SUS disponibiliza insulina de ação rápida que reduz frequência de hipoglicemias graves e noturnas...
O Sistema Único de Saúde (SUS) passará a disponibilizar insulinas análogas rápidas para o tratamento do diabetes tipo 1. A decisão quanto à incorporação dessa tecnologia foi tomada no final de fevereiro, após análise do Ministério da Saúde motivada por demanda da Sociedade Brasileira de Diabetes (SBD). Como o prazo para que o medicamento passe a ser ofertado na rede pública de saúde é de 180 dias contados a partir da publicação no Diário Oficial da União, a medida deve ser efetivada até o final de agosto de 2017.
A Dr. Karla Melo, representante da SBD para os Projetos de Insulinas Análogas e médica colaboradora do Hospital das Clínicas da Faculdade de Medicina da Universidade de São Paulo (HC/FMUSP), explicou, em entrevista ao Medscape, os benefícios que poderão advir dessa inclusão.

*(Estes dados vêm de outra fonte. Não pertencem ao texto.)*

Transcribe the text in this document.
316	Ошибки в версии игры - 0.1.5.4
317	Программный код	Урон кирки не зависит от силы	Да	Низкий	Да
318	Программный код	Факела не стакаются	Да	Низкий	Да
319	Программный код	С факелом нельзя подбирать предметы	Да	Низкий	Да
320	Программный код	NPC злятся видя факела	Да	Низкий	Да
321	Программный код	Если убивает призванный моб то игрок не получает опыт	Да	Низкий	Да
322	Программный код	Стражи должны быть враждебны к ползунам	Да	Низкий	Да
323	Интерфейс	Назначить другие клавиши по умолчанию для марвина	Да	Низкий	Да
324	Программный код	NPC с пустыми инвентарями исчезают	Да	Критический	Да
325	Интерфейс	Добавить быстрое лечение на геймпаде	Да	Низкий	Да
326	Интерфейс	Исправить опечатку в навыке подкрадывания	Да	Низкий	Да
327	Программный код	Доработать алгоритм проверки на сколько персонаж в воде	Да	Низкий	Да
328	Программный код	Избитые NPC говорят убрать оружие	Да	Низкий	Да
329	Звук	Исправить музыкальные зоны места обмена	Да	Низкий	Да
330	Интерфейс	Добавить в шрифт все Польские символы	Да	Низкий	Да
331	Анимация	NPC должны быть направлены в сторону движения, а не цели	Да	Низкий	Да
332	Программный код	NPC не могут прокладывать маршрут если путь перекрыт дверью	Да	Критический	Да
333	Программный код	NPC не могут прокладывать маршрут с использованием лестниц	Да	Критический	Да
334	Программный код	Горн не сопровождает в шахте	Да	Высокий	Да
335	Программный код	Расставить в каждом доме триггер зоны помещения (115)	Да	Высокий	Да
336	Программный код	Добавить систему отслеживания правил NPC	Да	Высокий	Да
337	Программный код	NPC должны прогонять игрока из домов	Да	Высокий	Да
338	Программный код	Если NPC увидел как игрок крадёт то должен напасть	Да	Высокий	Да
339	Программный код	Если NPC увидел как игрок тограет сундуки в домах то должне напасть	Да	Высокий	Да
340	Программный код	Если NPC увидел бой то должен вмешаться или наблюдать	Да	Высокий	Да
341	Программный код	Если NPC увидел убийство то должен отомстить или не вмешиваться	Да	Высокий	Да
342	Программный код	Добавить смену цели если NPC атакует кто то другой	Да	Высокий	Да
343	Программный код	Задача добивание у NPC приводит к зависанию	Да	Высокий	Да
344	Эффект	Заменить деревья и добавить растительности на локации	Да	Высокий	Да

O diabetes tipo 1 é uma doença crônica autoimune caracterizada pela deficiência na produção da insulina, sendo assim, a linha de cuidado envolve a administração de insulinas exógenas para manutenção dos níveis normais de glicose no sangue. Atualmente o SUS disponibiliza dois tipos de insulinas humanas recombinantes: insulina humana de ação intermediária (NPH – Neutral Protamine Hagedorn) e a insulina de ação rápida (regular). Enquanto a posologia da primeira consiste em duas a três aplicações ao dia, a insulina regular deve ser administrada 30 minutos antes das três refeições principais.
As insulinas análogas rápidas deverão substituir a insulina humana regular. No momento, existem três tipos de insulinas análogas rápidas no mercado brasileiro: lispro, asparte e glulisina. Esses três produtos, de acordo com o Relatório de Recomendação da Comissão Nacional de Incorporação Nacional de Tecnologias no SUS (CONITEC)[1], são equivalentes entre si.
Os três medicamentos (lispro, asparte e glulisina) apresentam mudanças estruturais moleculares em comparação à insulina regular, algo que resulta em perfis farmacocinéticos distintos. Essas alterações conferem às insulinas análogas uma absorção inicial mais rápida e menor tempo de ação. Enquanto o início da ação da insulina humana regular se dá em 30 minutos, o início da ação das insulinas análogas de ação rápida ocorre entre 10 e 15 minutos. Quanto ao pico de ação, este ocorre entre duas e três horas na insulina humana regular e entre uma e duas horas nas insulinas análogas de ação rápida. Outro parâmetro que difere entre os medicamentos é a duração, com a insulina humana regular apresentando atividade por cinco a oito horas e as insulinas análogas por três a quatro horas[1] .
Como as insulinas análogas de ação rápida apresentam um pico de ação mais precoce, é mais fácil conciliá-las com a absorção de carboidratos complexos, que é iniciada uma hora após a ingestão.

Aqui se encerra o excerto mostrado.